As I was finishing up things yesterday, soaking up the sun and trying not to get blown away. I was reflecting on the past year, the summer, our place, our life, well you get the picture. I was like the computer with a screen full of open tabs. My mind landed on Paul Harvey, I suppose because I was on a radio talk show. Did you ever listen to him on the radio? I loved when he was on, I loved hearing “the rest of the story” and I loved his voice and eloquence long before the Super Bowl commercial. Of course though it was the speech on the commercial that was running through my head yesterday. This morning I did a little digging about that speech. While I adore his "So God Made a Farmer" speech originally given at the 1978 Future Farmers of America convention. I found the original text that inspired Harvey to be just as moving.


Boston B. Blackwood a dirt farmer in the 30’s and 40’s wrote a description of a “dirt farmer” which was published in The Farmer-Stockman magazine in 1940.


"He is the world's greatest optimist. He believes that the fact he has come this far is proof that he can continue to the end. He buries last year's disappointments with the spring breaking and lives for the future. He must have the heart to plant in hope, cultivate in faith, and end in failure, and then start all over with greater hope and strong faith.”
"This is a dirt farmer. Heaven help the family that depends on him for its support. Heaven help the nation that does not have him to depend on for its support."

I’m still harvesting from the garden, plantings that finally did come to an actual crop. Last week though we got cold, cold enough that there are light patches in the garden that got a touch of burn, the first signs of the end of the season. I’ve harvested what little popcorn made it, and I’ve cleaned up the rows that are done for the year. I’ll put some organic amendments on, tucking them in for the winter and wait for spring, the future, because it will be better than this year. The words of both Harvey and Blackwood are so true, they hit home. I’ve already planted wheat and rye to harvest next year to make loaves and loaves of bread for our farm shares, and… it’s coming up. The fields are starting to show little green blades of a bright future and I’ll get my garlic in before Halloween to harvest next June, but all these crops I’ve planted or getting ready to plant, need rain.

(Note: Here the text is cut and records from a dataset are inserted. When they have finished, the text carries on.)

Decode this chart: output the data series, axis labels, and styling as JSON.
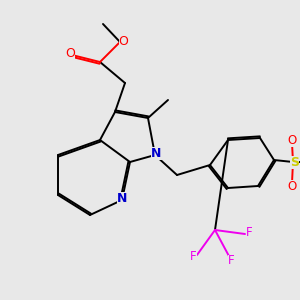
{
  "background_color": "#e8e8e8",
  "bond_color": "#000000",
  "atom_colors": {
    "O": "#ff0000",
    "N": "#0000cc",
    "F": "#ee00ee",
    "S": "#cccc00",
    "C": "#000000"
  },
  "figsize": [
    3.0,
    3.0
  ],
  "dpi": 100
}
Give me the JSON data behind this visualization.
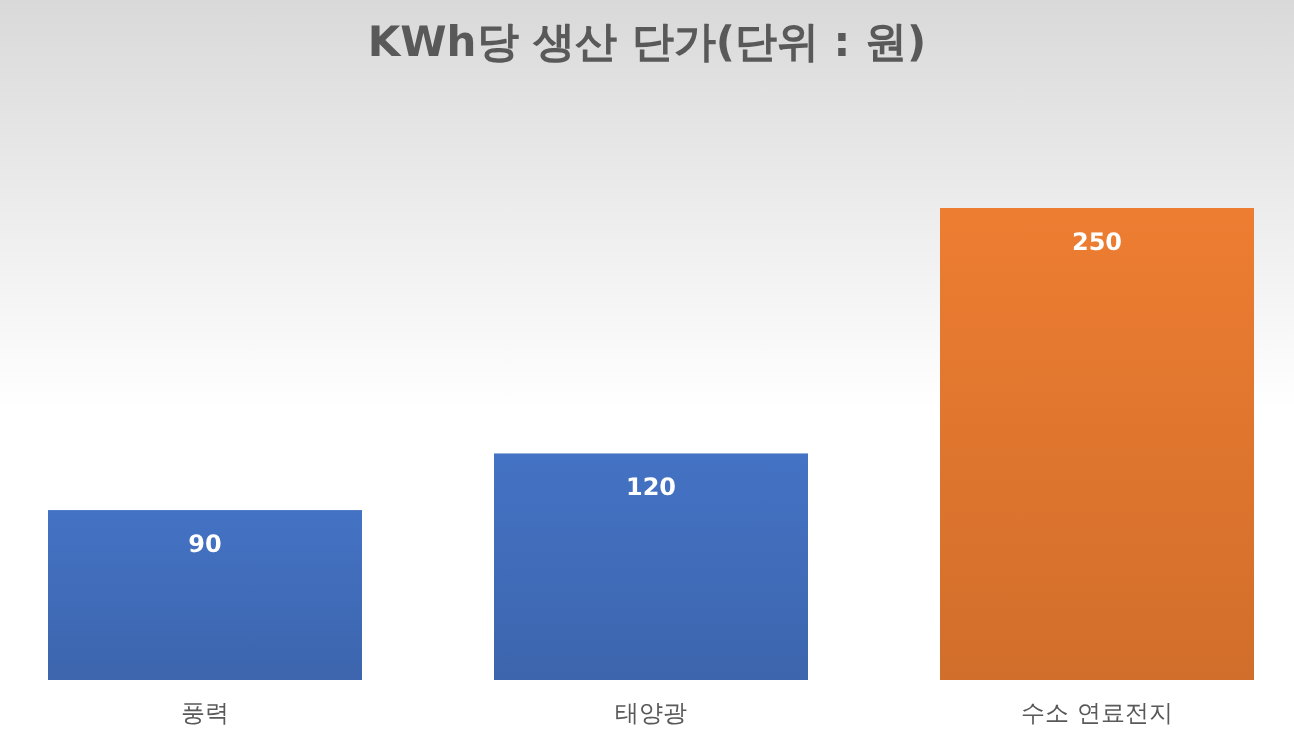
{
  "chart_data": {
    "type": "bar",
    "title": "KWh당 생산 단가(단위 : 원)",
    "categories": [
      "풍력",
      "태양광",
      "수소 연료전지"
    ],
    "values": [
      90,
      120,
      250
    ],
    "colors": [
      "#4472c4",
      "#4472c4",
      "#ed7d31"
    ],
    "data_labels": true
  }
}
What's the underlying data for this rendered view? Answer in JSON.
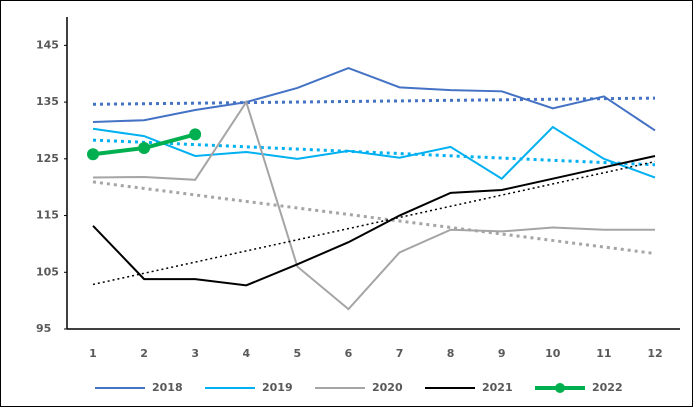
{
  "chart_data": {
    "type": "line",
    "categories": [
      "1",
      "2",
      "3",
      "4",
      "5",
      "6",
      "7",
      "8",
      "9",
      "10",
      "11",
      "12"
    ],
    "ylim": [
      95,
      150
    ],
    "yticks": [
      95,
      105,
      115,
      125,
      135,
      145
    ],
    "series": [
      {
        "name": "2018",
        "color": "#4472c4",
        "trendline": true,
        "values": [
          131.5,
          131.8,
          133.6,
          135,
          137.5,
          141,
          137.6,
          137.1,
          136.9,
          133.9,
          136,
          130
        ]
      },
      {
        "name": "2019",
        "color": "#00b0f0",
        "trendline": true,
        "values": [
          130.3,
          129,
          125.5,
          126.2,
          125,
          126.4,
          125.2,
          127.1,
          121.5,
          130.6,
          125,
          121.7
        ]
      },
      {
        "name": "2020",
        "color": "#a5a5a5",
        "trendline": true,
        "values": [
          121.7,
          121.8,
          121.3,
          135,
          106,
          98.5,
          108.5,
          112.5,
          112.2,
          112.9,
          112.5,
          112.5
        ]
      },
      {
        "name": "2021",
        "color": "#000000",
        "trendline": true,
        "values": [
          113.2,
          103.8,
          103.8,
          102.7,
          106.4,
          110.3,
          115,
          119,
          119.5,
          121.5,
          123.5,
          125.5
        ]
      },
      {
        "name": "2022",
        "color": "#00b050",
        "markers": true,
        "values": [
          125.8,
          126.9,
          129.3,
          null,
          null,
          null,
          null,
          null,
          null,
          null,
          null,
          null
        ]
      }
    ]
  }
}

So the forecast of rain for the rest of this week giving us a possible 3”-5” (or even just a trace) will be welcomed. I will wear my mud boots, and carry my bright umbrella stomp in the mud puddles with my children and welcome everyone who is willing to come see us this weekend. We will still have pizza, even though it may be to wet to picnic on the lawn and we have to settle for tables and chairs in the lean to of the barn. I look forward to many conversations with folks this weekend, sharing my farm and my family with our community. If it’s to cold out, we will start a fire in the market and warm everyone up!